An 11% decrease in alcohol consumption among pregnant women, especially within the 30 and over age group, has been noted since the signs came into play.
“Drinking alcohol while pregnant has been an issue that many policies have tried to address over the last few decades. An 11 percent change in the prevalence of drinking is not trivial. It is big enough to show up in the birth outcomes,” said Gulcan Cil, a health economist at the University of Oregon and a lead author on the study.

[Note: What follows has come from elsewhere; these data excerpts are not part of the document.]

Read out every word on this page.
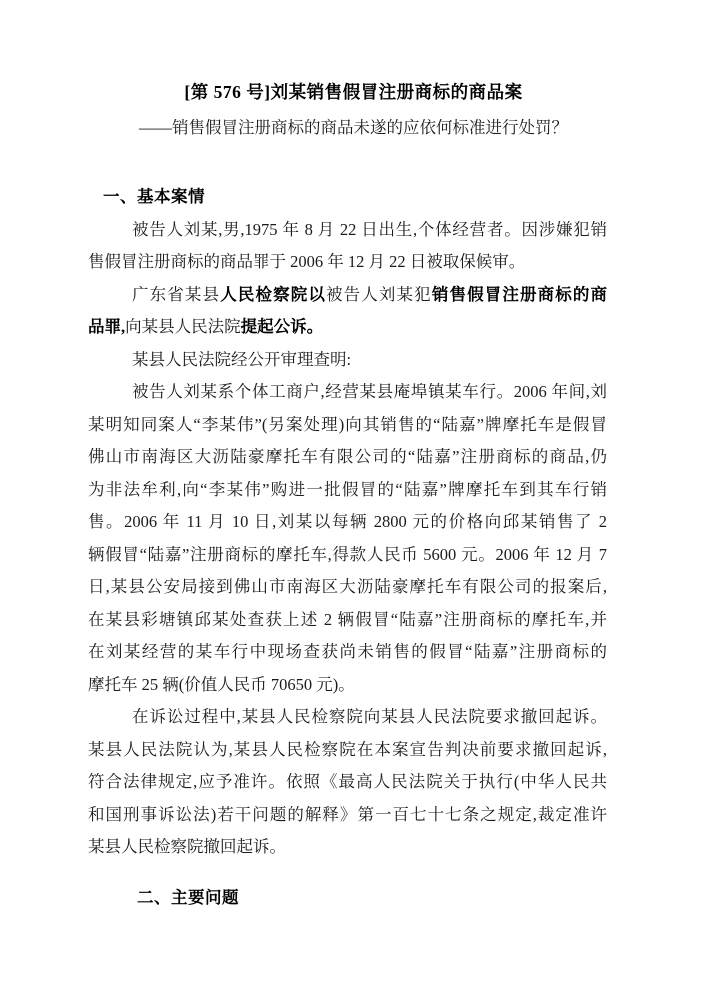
[第 576 号]刘某销售假冒注册商标的商品案
——销售假冒注册商标的商品未遂的应依何标准进行处罚？
一、基本案情
被告人刘某,男,1975 年 8 月 22 日出生,个体经营者。因涉嫌犯销
售假冒注册商标的商品罪于 2006 年 12 月 22 日被取保候审。
广东省某县人民检察院以被告人刘某犯销售假冒注册商标的商
品罪,向某县人民法院提起公诉。
某县人民法院经公开审理查明:
被告人刘某系个体工商户,经营某县庵埠镇某车行。2006 年间,刘
某明知同案人“李某伟”(另案处理)向其销售的“陆嘉”牌摩托车是假冒
佛山市南海区大沥陆豪摩托车有限公司的“陆嘉”注册商标的商品,仍
为非法牟利,向“李某伟”购进一批假冒的“陆嘉”牌摩托车到其车行销
售。2006 年 11 月 10 日,刘某以每辆 2800 元的价格向邱某销售了 2
辆假冒“陆嘉”注册商标的摩托车,得款人民币 5600 元。2006 年 12 月 7
日,某县公安局接到佛山市南海区大沥陆豪摩托车有限公司的报案后,
在某县彩塘镇邱某处查获上述 2 辆假冒“陆嘉”注册商标的摩托车,并
在刘某经营的某车行中现场查获尚未销售的假冒“陆嘉”注册商标的
摩托车 25 辆(价值人民币 70650 元)。
在诉讼过程中,某县人民检察院向某县人民法院要求撤回起诉。
某县人民法院认为,某县人民检察院在本案宣告判决前要求撤回起诉,
符合法律规定,应予准许。依照《最高人民法院关于执行(中华人民共
和国刑事诉讼法)若干问题的解释》第一百七十七条之规定,裁定准许
某县人民检察院撤回起诉。
二、主要问题
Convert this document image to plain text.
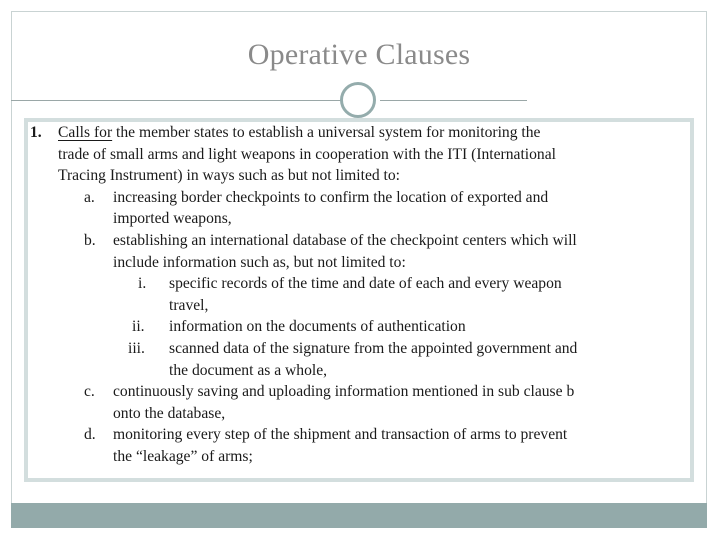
Operative Clauses
1. Calls for the member states to establish a universal system for monitoring the
trade of small arms and light weapons in cooperation with the ITI (International
Tracing Instrument) in ways such as but not limited to:
a. increasing border checkpoints to confirm the location of exported and
imported weapons,
b. establishing an international database of the checkpoint centers which will
include information such as, but not limited to:
i. specific records of the time and date of each and every weapon
travel,
ii. information on the documents of authentication
iii. scanned data of the signature from the appointed government and
the document as a whole,
c. continuously saving and uploading information mentioned in sub clause b
onto the database,
d. monitoring every step of the shipment and transaction of arms to prevent
the “leakage” of arms;
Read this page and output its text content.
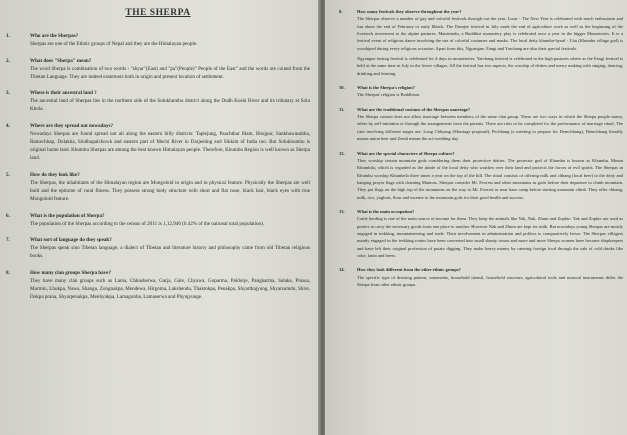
THE SHERPA
1.	Who are the Sherpas?

Sherpas are one of the Ethnic groups of Nepal and they are the Himalayan people.

2.	What does "Sherpa" mean?

The word Sherpa is combination of two words - "shyar"(East) and "pa"(People)" People of the East" and the words are coined from the Tibetan Language. They are indeed easterners both in origin and present location of settlement.

3.	Where is their ancestral land ?

The ancestral land of Sherpas lies in the northern side of the Solukhumbu district along the Dudh Koshi River and its tributary at Solu Khola.

4.	Where are they spread out nowadays?

Nowadays Sherpas are found spread out all along the eastern hilly districts: Taplejung, Paachthar Illam, Bhojpur, Sankhuwasabha, Ramechhap, Dolakha, Sindhupalchowk and eastern part of Mechi River in Darjeeling and Sikkim of India too. But Solukhumbu is original home land. Khumbu Sherpas are among the best known Himalayan people. Therefore, Khumbu Region is well known as Sherpa land.

5.	How do they look like?

The Sherpas, the inhabitants of the Himalayan region are Mongoloid in origin and in physical feature. Physically the Sherpas are well built and the epitome of rural fitness. They possess strong body structure with short and flat nose, black hair, black eyes with true Mongoloid feature.

6.	What is the population of Sherpa?

The population of the Sherpas according to the census of 2011 is 1,12,946 (0.42% of the national total population).

7.	What sort of language do they speak?

The Sherpas speak sino Tibetan language, a dialect of Tibetan and literature history and philosophy came from old Tibetan religious books.

8.	How many clan groups Sherpa have?

They have many clan groups such as Lama, Chhusherwa, Garja, Gale, Chyawa, Goparma, Paldorje, Pangkarma, Salaka, Pinasa, Murmin, Lhukpa, Nawa, Shangu, Zongnakpa, Mendewa, Hirgoma, Lakshendu, Thaktokpa, Penakpa, Shyarthajyung, Shyarsumdo, Shire, Dokpa prana, Shyarpenakpa, Menhyakpa, Lamagonba, Lamaserwa and Phyujyunge.

9.	How many festivals they observe throughout the year?

The Sherpas observe a number of gay and colorful festivals through out the year. Losar - The New Year is celebrated with much enthusiasm and fun about the end of February or early March. The Dumjee festival in July mark the end of agriculture work as well as the beginning of the livestock movement to the alpine pastures. Manirimdu, a Buddhist monastery play is celebrated once a year in the bigger Monasteries. It is a festival event of religious dance involving the use of colorful costumes and masks. The local deity khumbu-hyual - Lha (Khumbu village god) is worshiped during every religious occasion. Apart from this, Ngyangne, Fangi and Yarchang are also their special festivals.

Ngyangne fasting festival is celebrated for 4 days in monasteries. Yarchang festival is celebrated in the high pastures where as the Fangi festival is held at the same time in July in the lower villages. All the festival has two aspects, the worship of deities and merry making with singing, dancing, drinking and feasting.

10.	What is the Sherpa's religion?

The Sherpas' religion is Buddhism.

11.	What are the traditional customs of the Sherpas marriage?

The Sherpa custom does not allow marriage between members of the same clan group. There are two ways in which the Sherpa people marry, either by self-initiation or through the arrangements from the parents. There are rites to be completed for the performance of marriage ritual. The rites involving different stages are: Long Chhyang (Marriage proposal), Pechhang (a meeting to prepare for Demchhang), Demchhang literally means union beer and Zendi means the act-wedding day.

12.	What are the special characters of Sherpa culture?

They worship certain mountain gods considering them their protective deities. The protector god of Khumbu is known as Khumbu. Mount Khumbila, which is regarded as the abode of the local deity who watches over their land and protects the forces of evil spirits. The Sherpas in Khumbu worship Khumbela three times a year on the top of the hill. The ritual consists of offering milk and chhang (local beer) to the deity and hanging prayer flags with chanting Mantras. Sherpas consider Mt. Everest and other mountains as gods before their departure to climb mountain. They put flags on the high top of the mountains on the way to Mt. Everest or near base camp before starting mountain climb. They offer chhang, milk, rice, yoghurt, flour and incense to the mountain gods for their good health and success.

13.	What is the main occupation?

Cattle herding is one of the main source of income for them. They keep the animals like Yak, Nak, Zhum and Zopkio. Yak and Zopkio are used as porters to carry the necessary goods from one place to another. However Nak and Zhum are kept for milk. But nowadays young Sherpas are mostly engaged in trekking, mountaineering and trade. Their involvement in administration and politics is comparatively lesser. The Sherpas villagers mainly engaged in the trekking routes have been converted into small shanty towns and more and more Sherpa women have become shopkeepers and have left their original profession of potato digging. They make heavy money by catering foreign food through the sale of cold drinks like coke, fanta and beers.

14.	How they look different from the other ethnic groups?

The specific type of dressing pattern, ornaments, household utensil, household structure, agricultural tools and musical instruments differ the Sherpa from other ethnic groups.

According to the Center for Disease Control and Prevention, women are encouraged to either stop drinking as soon as they find out they are pregnant or when they begin to try to get pregnant, which ever comes first.
Physicians are encouraged to walk women through the harms of drinking while pregnant, which could include fetal alcohol spectrum disorder.
While researchers cannot link a direct connection between the signs and the lower rates of alcohol consumption, they deem it a positive sign.
“Some people never get exposed to these kinds of educational campaigns,” said Cil to HealthDay. “I found that the issue has never been studied and evaluated as a public education program or public awareness program.”